Em uma sociedade heterogênea, formada por indivíduos de diferentes pensamentos, ideologias, religiões, etnias, possuidores de diversificada capacidade econômica, intelectual e física, além de subordinados a um sistema legal tão amplo quanto complexo, o Direito legislado e codificado se propõe a ser um mediador das relações verticais (Estado e particulares) e horizontais (somente entre particulares), tendo o objetivo de assegurar a paz social e a vigência do Estado democrático de direito, eficiente e eficaz, mediante a garantia de que a todos, será ofertado isonômico tratamento, resultando na cidadania plena.

3. As principais restrições na efetivação do direito de acesso à justiça

Está arraigado no pensamento comum, que quando o indivíduo busca o exercício do seu direito de acessar à justiça, o mesmo depara-se com inúmeras restrições a este acesso, o que representa uma das principais crises do Direito, em relação a sua função de garantir a segurança e estabilidade social.

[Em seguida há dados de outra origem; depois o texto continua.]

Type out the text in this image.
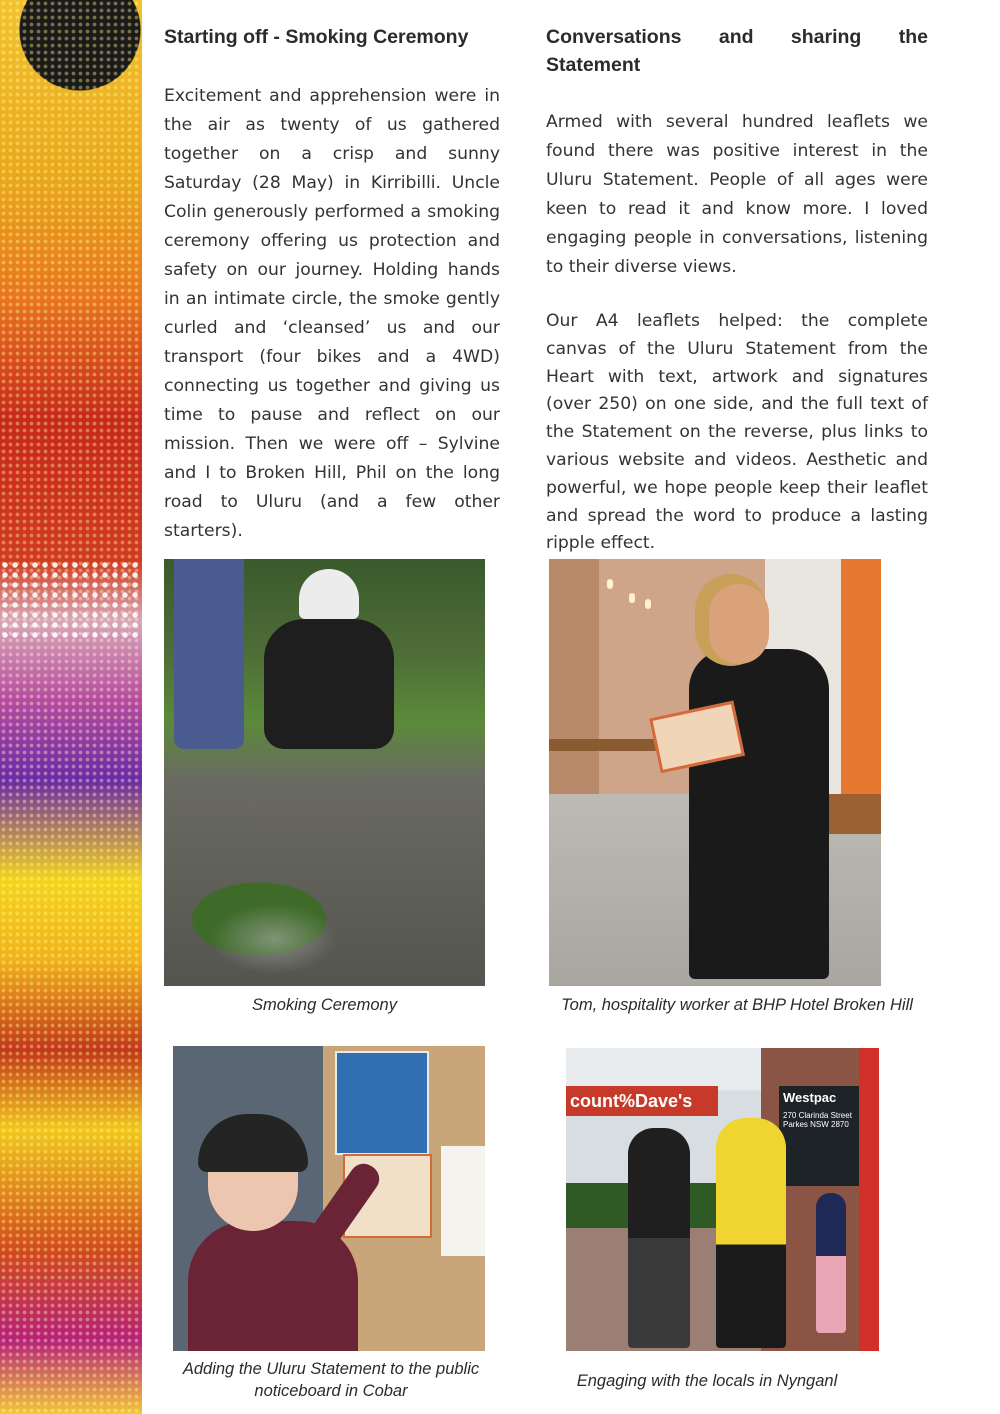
Starting off - Smoking Ceremony

Excitement and apprehension were in the air as twenty of us gathered together on a crisp and sunny Saturday (28 May) in Kirribilli. Uncle Colin generously performed a smoking ceremony offering us protection and safety on our journey. Holding hands in an intimate circle, the smoke gently curled and ‘cleansed’ us and our transport (four bikes and a 4WD) connecting us together and giving us time to pause and reflect on our mission. Then we were off – Sylvine and I to Broken Hill, Phil on the long road to Uluru (and a few other starters).

Conversations and sharing the Statement

Armed with several hundred leaflets we found there was positive interest in the Uluru Statement. People of all ages were keen to read it and know more. I loved engaging people in conversations, listening to their diverse views.

Our A4 leaflets helped: the complete canvas of the Uluru Statement from the Heart with text, artwork and signatures (over 250) on one side, and the full text of the Statement on the reverse, plus links to various website and videos. Aesthetic and powerful, we hope people keep their leaflet and spread the word to produce a lasting ripple effect.

Smoking Ceremony	Tom, hospitality worker at BHP Hotel Broken Hill

Adding the Uluru Statement to the public noticeboard in Cobar

count%Dave's	Westpac
270 Clarinda Street Parkes NSW 2870

Engaging with the locals in Nynganl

No que tange às restrições ao acesso à justiça da população, destaca-se como de maior relevância, as seguintes: as restrições de natureza econômica, as restrições de natureza sociocultural, as restrições de natureza psicológica, as restrições de natureza jurídica.

Imperioso ser enaltecido que a referida fragmentação, quanto às restrições ao direito fundamental de acesso à justiça, possui a única e exclusiva finalidade, de melhorar e aprofundar o estudo das mesmas.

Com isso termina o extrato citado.